Seit dem dritten nachchristlichen Jahrhundert wird immer wieder behauptet, die Karthager hätten auf grausige Weise Kinder geopfert. Auch Altertumsforscher haben dies bis in die jüngste Zeit angenommen. Dies stimmt jedoch vermutlich nicht, wie jetzt amerikanische Forscher nach der Analyse der sterblichen Reste von über 500 karthagischen Babys feststellten.

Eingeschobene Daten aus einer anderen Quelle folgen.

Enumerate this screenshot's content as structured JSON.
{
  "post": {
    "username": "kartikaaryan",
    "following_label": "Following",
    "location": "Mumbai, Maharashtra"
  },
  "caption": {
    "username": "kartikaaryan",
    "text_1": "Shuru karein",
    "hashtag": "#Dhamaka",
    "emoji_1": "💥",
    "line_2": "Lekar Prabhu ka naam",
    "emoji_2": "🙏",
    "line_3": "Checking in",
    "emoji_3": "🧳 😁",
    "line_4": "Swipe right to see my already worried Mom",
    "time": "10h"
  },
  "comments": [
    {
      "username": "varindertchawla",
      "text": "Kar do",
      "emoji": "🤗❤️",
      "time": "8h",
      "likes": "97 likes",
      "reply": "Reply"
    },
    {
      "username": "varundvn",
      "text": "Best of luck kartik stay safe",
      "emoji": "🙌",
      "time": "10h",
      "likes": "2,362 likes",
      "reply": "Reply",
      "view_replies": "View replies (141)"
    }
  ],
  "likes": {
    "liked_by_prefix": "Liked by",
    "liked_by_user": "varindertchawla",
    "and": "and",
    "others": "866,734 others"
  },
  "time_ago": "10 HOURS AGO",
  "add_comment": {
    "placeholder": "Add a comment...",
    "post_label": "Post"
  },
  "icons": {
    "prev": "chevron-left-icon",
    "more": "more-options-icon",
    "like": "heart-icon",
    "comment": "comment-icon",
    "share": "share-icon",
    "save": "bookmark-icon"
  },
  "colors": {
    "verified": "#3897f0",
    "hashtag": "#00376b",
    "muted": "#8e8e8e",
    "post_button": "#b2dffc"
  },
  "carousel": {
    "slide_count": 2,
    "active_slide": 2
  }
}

Die Kinder waren bei ihrem Tod meist nur wenige Wochen alt, ein Fünftel der bestatteten Kinder waren Totgeburten, schreiben die Wissenschaftler in der Fachzeitschrift "PLoS ONE". "Unsere Studie betont, dass Historiker alle Belege in Betracht ziehen müssen, wenn sie das Verhalten in antiken Gesellschaften entschlüsseln wollen", erklärt Jeffrey H. Schwartz von der Universität Pittsburgh. "Die Idee einer regelmäßigen Kleinkindopferung in Karthago fußte bisher nicht auf der Analyse der sterblichen Reste, sondern auf Beispielen von Menschenopfern, wie sie von einigen frühen Chronisten berichtet wurden, die sich auf doppeldeutige karthagische Inschriften oder auf Stellen im Alten Testament beriefen. Unsere Ergebnisse hingegen zeigen, dass es wohl einige Opferungen von Kindern gab, aber es war nicht so, dass die Karthager regelmäßig ihre eigenen Kinder opferten."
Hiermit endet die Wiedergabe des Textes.